The wives I speak with are full of frustrations, triggers and grievances.
Husbands, too.
Marriage is not an easy two-step dance of fall in love and all your dreams come true, end of story as we see in the movies and read in romance novels and fairy tales.
We know this but a large part of us still longs for the fantasy.
This may explain why Netflix’s Bridgerton is so popular.
Maybe our husbands will be our knights in shining armor, our prince, our hero.
Let me assure you, sometimes he is.
But what about the times that you think that he’s not?
What do you do with that electric current of anger as it flares up through your body when you are annoyed with whatever your mind is annoyed with?
Sometimes there’s nothing to do with your triggers, frustrations and grievances in your life and in your marriage but to let them flare up – and fizzle out.
3 things you can do immediately:
- Pause. That means stop.
- Close your mouth. Don’t torch your husband with that flame of anger – or whatever it may be.
- Inhale deeply. Release those frustrations with a long sigh and a shake of your body.
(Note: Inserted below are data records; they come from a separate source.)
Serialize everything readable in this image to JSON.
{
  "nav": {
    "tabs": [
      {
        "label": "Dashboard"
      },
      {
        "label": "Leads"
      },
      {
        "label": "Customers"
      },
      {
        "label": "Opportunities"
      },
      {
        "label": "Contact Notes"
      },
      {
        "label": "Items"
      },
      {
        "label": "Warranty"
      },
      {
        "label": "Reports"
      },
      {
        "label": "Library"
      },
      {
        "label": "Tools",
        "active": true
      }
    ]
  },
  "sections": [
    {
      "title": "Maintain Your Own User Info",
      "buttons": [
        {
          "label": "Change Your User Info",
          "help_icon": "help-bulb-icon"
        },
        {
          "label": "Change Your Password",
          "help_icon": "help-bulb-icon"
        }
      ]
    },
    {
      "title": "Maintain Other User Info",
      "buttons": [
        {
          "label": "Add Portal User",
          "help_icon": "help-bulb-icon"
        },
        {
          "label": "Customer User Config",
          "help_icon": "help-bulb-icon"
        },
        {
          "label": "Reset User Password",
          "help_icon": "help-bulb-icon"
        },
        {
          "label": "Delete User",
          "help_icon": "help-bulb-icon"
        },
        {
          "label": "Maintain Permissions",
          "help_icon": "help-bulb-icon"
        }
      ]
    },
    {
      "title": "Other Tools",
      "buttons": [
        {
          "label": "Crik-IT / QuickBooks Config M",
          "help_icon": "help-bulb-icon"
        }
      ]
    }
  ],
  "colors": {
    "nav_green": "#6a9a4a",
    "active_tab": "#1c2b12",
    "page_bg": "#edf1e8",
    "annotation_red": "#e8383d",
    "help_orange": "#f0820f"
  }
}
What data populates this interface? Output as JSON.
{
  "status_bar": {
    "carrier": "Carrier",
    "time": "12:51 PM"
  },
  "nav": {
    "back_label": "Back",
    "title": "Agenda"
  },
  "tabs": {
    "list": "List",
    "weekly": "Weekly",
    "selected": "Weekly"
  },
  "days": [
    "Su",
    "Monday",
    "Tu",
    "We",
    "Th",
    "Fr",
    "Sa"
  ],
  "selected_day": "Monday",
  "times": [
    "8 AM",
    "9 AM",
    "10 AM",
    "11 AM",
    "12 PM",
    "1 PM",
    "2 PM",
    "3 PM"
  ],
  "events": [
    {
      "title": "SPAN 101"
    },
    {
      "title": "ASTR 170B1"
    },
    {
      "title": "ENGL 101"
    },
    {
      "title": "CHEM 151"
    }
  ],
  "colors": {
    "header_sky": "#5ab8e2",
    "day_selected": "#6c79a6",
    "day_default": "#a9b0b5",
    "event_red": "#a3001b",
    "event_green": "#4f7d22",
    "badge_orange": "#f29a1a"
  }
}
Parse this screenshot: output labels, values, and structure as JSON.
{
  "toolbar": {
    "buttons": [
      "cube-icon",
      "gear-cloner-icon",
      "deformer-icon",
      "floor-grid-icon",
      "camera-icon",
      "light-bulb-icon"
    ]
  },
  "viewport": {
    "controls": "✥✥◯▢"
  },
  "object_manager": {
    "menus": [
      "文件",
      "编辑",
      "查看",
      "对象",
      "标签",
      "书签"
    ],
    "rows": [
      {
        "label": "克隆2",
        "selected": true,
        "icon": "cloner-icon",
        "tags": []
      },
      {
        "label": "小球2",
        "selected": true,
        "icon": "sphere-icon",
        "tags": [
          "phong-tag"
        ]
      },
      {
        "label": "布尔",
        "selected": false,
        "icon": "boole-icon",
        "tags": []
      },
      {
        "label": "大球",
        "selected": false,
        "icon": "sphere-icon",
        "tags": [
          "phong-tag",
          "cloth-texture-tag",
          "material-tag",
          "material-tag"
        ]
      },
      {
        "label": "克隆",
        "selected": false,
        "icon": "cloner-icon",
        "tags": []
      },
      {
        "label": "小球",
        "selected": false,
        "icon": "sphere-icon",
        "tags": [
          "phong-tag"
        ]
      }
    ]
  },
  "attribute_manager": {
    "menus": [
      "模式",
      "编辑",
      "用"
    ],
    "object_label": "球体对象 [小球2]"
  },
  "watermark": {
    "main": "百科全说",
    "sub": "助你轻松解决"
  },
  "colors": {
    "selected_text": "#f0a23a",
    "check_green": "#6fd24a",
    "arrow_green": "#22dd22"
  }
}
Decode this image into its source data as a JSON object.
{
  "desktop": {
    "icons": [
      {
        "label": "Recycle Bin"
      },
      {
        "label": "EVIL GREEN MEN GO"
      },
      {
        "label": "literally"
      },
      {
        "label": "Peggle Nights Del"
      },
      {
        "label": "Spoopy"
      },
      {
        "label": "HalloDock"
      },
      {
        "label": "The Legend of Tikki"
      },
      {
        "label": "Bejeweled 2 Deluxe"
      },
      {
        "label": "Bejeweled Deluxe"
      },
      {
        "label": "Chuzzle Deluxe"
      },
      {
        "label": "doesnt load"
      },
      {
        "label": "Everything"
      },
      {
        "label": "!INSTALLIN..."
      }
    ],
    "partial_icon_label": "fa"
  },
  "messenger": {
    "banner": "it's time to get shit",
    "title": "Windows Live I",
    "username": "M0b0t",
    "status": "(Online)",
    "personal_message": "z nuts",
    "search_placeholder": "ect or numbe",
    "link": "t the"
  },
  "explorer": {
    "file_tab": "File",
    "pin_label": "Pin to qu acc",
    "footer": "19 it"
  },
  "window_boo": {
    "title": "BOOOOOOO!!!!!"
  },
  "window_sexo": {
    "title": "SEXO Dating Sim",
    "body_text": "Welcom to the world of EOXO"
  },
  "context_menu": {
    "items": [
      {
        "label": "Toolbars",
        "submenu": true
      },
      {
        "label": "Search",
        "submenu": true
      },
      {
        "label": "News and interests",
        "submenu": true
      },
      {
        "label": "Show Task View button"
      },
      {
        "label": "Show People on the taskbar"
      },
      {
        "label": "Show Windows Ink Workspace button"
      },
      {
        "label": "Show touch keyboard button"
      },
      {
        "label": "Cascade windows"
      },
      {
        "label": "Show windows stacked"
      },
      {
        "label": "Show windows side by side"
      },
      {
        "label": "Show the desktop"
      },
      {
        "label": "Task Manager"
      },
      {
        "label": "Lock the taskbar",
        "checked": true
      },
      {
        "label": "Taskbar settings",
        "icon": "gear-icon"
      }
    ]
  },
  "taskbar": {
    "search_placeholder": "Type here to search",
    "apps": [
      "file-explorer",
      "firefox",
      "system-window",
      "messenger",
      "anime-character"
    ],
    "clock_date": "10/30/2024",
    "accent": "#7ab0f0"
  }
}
Once you have created a space between you and the trigger thought, take a closer look.
Notice your frustrations, triggers, and grievances.
Become aware of them.
Notice how that sensation feels in your body.
The tightening, or the heat, or the desire to lurch forward.
In whatever unique way it shows up in your body of expression.
Notice it.
Accept it. It is what it is.
Be with it. Feel it.
Allow it to flow through you.
In 30 seconds or so, it will pass, lessen or loosen.
I refer to this process as the Triple A process because of its 3 A’s.
Awareness. There it is again. That feeling of irritation or resentment or disappointment or failure.
Acceptance. Don’t judge yourself or try not to feel what you’re feeling, no matter how “ugly” or embarrassing the feeling may be.
Allowing. Allow the feeling to pass through you.
On my morning walk there’s a creek I visit with water gurgling pleasantly beside me.
This flowing water source reminds me of what allowing looks like.
Let the feeling flow through you like water in a creek.
You’re a human being. Vibrating.
You have frustrations, triggers and grievances every day.
Every single day.
This is the action to take. The Triple A Process.
The Triple A Process is an action.
Being Aware, Accepting & Allowing are actions.
You don’t have to DO anything.
No fixing, figuring out, analyzing or God forbid, adding to the story.
“You are a vibrator.” – Josh Pais
You’re going to feel frustrations, triggers, and grievances every day.
Try the Triple A Process and let me know what you experience.
I’d love to witness and lovingly guide you in your journey of opening your heart.
Let’s work together as married women in community to up-level the vibration of your life and in your marriage. Learn more about my approach here.
Click here to sign up for a consult call. Let’s discover if working together privately or in one of my groups can help bring back the fun and connection with your spouse.
Bonus: Here’s an interview of Marie Forleo and her husband, Josh Pais where they speak of emotions as vibrations.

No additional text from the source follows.